Abd. Azis, kakak korban, mengungkapkan bahwa dalam pemeriksaan tersebut penyidik menyampaikan adanya niat damai dari pihak terlapor. Dia menyebut, terlapor melalui istrinya bersedia mengembalikan kerugian yang dialami korban.
Meski demikian, pihak keluarga belum mengambil keputusan. Menurut Azis, tawaran damai itu perlu dipertimbangkan secara matang. Dia menilai, langkah tersebut datang terlambat setelah proses hukum berjalan cukup panjang.
Azis juga mempertanyakan itikad baik dari pihak terlapor. Dia menilai, jika memang ingin menyelesaikan persoalan secara kekeluargaan, seharusnya dilakukan sejak awal sebelum perkara berkembang.
Baca Juga: Wacanakan Pamekasan Jadi Kabupaten Al-Qur'an, Bupati Kholil Minta NA Disusun
”Kami masih pikir-pikir apakah akan melanjutkan atau tidak.
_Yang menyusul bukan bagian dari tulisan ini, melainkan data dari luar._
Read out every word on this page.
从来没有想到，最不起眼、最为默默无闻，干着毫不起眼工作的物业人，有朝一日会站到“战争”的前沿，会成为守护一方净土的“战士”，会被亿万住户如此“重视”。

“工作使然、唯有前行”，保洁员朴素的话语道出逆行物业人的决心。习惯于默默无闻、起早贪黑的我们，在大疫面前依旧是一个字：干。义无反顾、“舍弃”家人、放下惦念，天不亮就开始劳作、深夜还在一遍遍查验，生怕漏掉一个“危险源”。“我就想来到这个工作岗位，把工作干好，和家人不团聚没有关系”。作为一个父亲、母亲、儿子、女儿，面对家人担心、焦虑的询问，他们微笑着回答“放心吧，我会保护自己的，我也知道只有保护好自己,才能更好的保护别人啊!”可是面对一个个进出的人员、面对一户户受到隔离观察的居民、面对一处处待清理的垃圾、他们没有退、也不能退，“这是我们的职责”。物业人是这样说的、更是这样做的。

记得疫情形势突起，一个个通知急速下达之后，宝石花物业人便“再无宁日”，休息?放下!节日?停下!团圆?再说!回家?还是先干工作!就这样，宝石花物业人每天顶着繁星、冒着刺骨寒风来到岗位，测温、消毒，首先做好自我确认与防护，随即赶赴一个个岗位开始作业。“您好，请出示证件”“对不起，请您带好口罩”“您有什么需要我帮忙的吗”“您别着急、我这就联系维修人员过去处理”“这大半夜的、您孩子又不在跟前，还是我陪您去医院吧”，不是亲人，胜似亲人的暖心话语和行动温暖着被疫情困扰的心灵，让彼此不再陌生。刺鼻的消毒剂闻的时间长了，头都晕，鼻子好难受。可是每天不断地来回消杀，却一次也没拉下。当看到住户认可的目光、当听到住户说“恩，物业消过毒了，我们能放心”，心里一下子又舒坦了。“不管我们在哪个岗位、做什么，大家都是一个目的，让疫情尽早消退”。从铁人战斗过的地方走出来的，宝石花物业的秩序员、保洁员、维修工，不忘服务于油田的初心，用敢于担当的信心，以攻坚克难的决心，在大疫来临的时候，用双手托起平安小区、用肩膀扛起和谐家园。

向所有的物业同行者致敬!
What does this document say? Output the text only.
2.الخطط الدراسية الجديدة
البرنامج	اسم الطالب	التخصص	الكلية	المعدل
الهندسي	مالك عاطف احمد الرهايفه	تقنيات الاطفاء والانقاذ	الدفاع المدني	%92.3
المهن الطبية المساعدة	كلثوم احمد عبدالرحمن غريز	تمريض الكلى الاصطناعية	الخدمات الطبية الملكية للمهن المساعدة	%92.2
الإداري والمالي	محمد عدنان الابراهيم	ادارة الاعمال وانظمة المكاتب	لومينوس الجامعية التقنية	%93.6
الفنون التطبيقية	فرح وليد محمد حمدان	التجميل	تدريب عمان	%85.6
Kalau memang ada niat baik, kenapa tidak dari awal? Kenapa baru sekarang setelah terlapor jadi tersangka di kasus lain dan sudah ditahan di lapas?” kesalnya.
Dia menambahkan, kerugian yang dialami korban tidak hanya bersifat materi, tetapi juga inmateri. Karena itu, keluarga ingin mempertimbangkan secara matang sebelum menentukan langkah selanjutnya.
Selain kasus penipuan, Azis menyebut Misyadi Diyanto juga terseret perkara lain, termasuk dugaan pelanggaran Undang-Undang Informasi dan Transaksi Elektronik (ITE) bersama istrinya. Hal itu menjadi pertimbangan tersendiri bagi keluarga korban.
Sementara itu, Kasatreskrim Polres Pamekasan AKP Yoyok Hardianto menegaskan bahwa kasus yang dilaporkan Hamilah masih berjalan. Dia tidak memerinci sejauh mana penanganan polisi dalam kasus itu.
Namun, jika mengacu pada surat pemberitahuan perkembangan hasil penyidikan (SP2HP) yang terbit pada Kamis (16/4), polisi berencana memanggil saksi-saksi dan menggali keterangan dari terlapor.
Kasus ini bermula sekitar Desember 2024. Saat itu, Hamilah ditawari sebuah motor hasil gadai. Untuk mendapatkaannya, korban diminta menyerahkan uang tunai sebesar Rp 2 juta serta sebuah kalung emas.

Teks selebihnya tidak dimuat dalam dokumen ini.